In 1972, when I was seventeen, I discovered about this poetry magazine, Hyacinths and Biscuits, in Los Angeles. I wasn’t even sure that they would accept my poems. You see, I had an older sister who had penned a mystery when she was a teenager and submitted it to a writing contest held at a library. The winner would get her novel published. When it was found out that she was a teenager, she only received an honorable mention, even though they said her manuscript was good. So, I was worried that if they ever found out I was only seventeen, I might get rejected.

Taking a chance, I chose three poems, “The Horse,” “Sands of Time,” and “The Leopard,” and sent them off by mail. I could go on and say I got a rejection, even three rejections, but I didn’t. All three were accepted for publication and the magazine paid me five dollars per poem in a fifteen dollar check. That was a lot of money to a teenager back in 1972. They weren’t the last poems accepted for that magazine. I had two more accepted that year.

Did that mean I was on my way? I wish I could say it was so, but no.

Except, for the rare poem here or there in poetry anthologies, that was it. Did I try submitting short stories too? No. I had this plan in my mind that I would do poetry first, then after a while, short stories, and eventually, a novel.

It wasn’t until I was married and with a young son, that I began writing short stories and submitting them. In 1985, we moved from California to Chesterfield, Virginia. Maybe this would be the time my time would come. Nope. Rejections, rejections, rejections. I could paper a wall in our apartment with them.

Then I bought this magazine, True Story, and I noticed that they wanted non-fiction submissions about real people. A friend of mine, Kathy Malone, had helped me when I needed it the most back in California. I wrote an article about her and submitted it to the magazine. I forgot about it and went back to writing fiction. Weeks later, a letter came back, telling me that my piece had been accepted.

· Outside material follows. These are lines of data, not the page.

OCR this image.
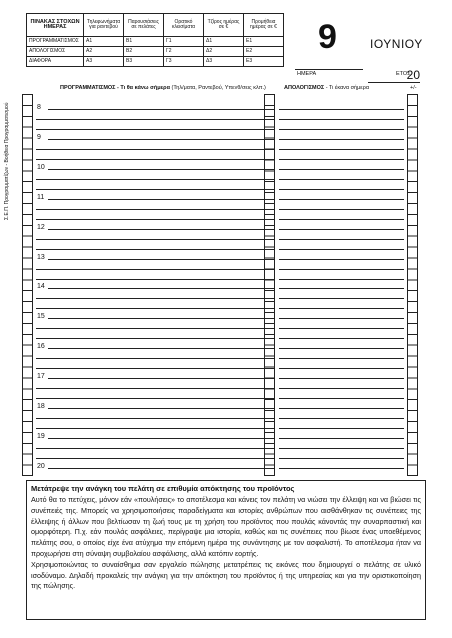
ΠΙΝΑΚΑΣ ΣΤΟΧΩΝ ΗΜΕΡΑΣ	Τηλεφωνήματα για ραντεβού	Παρουσιάσεις σε πελάτες	Ορατικό κλεισίματα	Τζίρος ημέρας σε €	Προμήθεια ημέρας σε €
ΠΡΟΓΡΑΜΜΑΤΙΣΜΟΣ	Α1	Β1	Γ1	Δ1	Ε1
ΑΠΟΛΟΓΙΣΜΟΣ	Α2	Β2	Γ2	Δ2	Ε2
ΔΙΑΦΟΡΑ	Α3	Β3	Γ3	Δ3	Ε3
9	ΙΟΥΝΙΟΥ
ΗΜΕΡΑ	20
ΕΤΟΣ
ΠΡΟΓΡΑΜΜΑΤΙΣΜΟΣ - Τι θα κάνω σήμερα (Τηλ/ματα, Ραντεβού, Υπενθ/σεις κλπ.)	ΑΠΟΛΟΓΙΣΜΟΣ - Τι έκανα σήμερα	+/-
Σ.Ε.Π. Προγραμματίζων - Βοήθεια Προγραμματισμού	8
9
10
11
12
13
14
15
16
17
18
19
20
Μετάτρεψε την ανάγκη του πελάτη σε επιθυμία απόκτησης του προϊόντος

Αυτό θα το πετύχεις, μόνον εάν «πουλήσεις» το αποτέλεσμα και κάνεις τον πελάτη να νιώσει την έλλειψη και να βιώσει τις συνέπειές της. Μπορείς να χρησιμοποιήσεις παραδείγματα και ιστορίες ανθρώπων που αισθάνθηκαν τις συνέπειες της έλλειψης ή άλλων που βελτίωσαν τη ζωή τους με τη χρήση του προϊόντος που πουλάς κάνοντάς την συναρπαστική και ομορφότερη. Π.χ. εάν πουλάς ασφάλειες, περίγραψε μια ιστορία, καθώς και τις συνέπειες που βίωσε ένας υποεθέμενος πελάτης σου, ο οποίος είχε ένα ατύχημα την επόμενη ημέρα της συνάντησης με τον ασφαλιστή. Το αποτέλεσμα ήταν να προχωρήσει στη σύναψη συμβολαίου ασφάλισης, αλλά κατόπιν εορτής.

Χρησιμοποιώντας το συναίσθημα σαν εργαλείο πώλησης μετατρέπεις τις εικόνες που δημιουργεί ο πελάτης σε υλικό ισοδύναμο. Δηλαδή προκαλείς την ανάγκη για την απόκτηση του προϊόντος ή της υπηρεσίας και για την οριστικοποίηση της πώλησης.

Did that mean a break for me? I wish I could say yes. I submitted story after story again, mainly horror. Rejections after rejections came back, mocking me. One of my stories though, "Werewolf for Hire," a flash fiction piece of 394 words, was almost accepted. A week after I received a rejection for it from the magazine, another one arrived a week later in my mailbox from them. In a letter, the editor told me that the magazine had been sold and that was why my story hadn't been accepted, as they weren't allowed to do so at the time. But I was told to check back later and resubmit then, when things had settled down. I never did resubmit though. Years later, I did submit "Werewolf for Hire" to an online publication,
ScienceFictionfantasyHorror.com in 2006. It did accept the flash fiction. Another cool fact about my story was it also took the #10 spot of top ten of Preditors and Editors Horror Short Story 2006.

Finally, my first story was accepted, but not until 2005. It was a science fiction flash fiction piece, “They Really Exist,” published by AlienSkinMagazine.com. After that, slow but sure other short stories got accepted, almost as equally as rejected.
But that’s not the end of it for me. No good tale should just end at the first chapter. Otherwise it would be a short story then.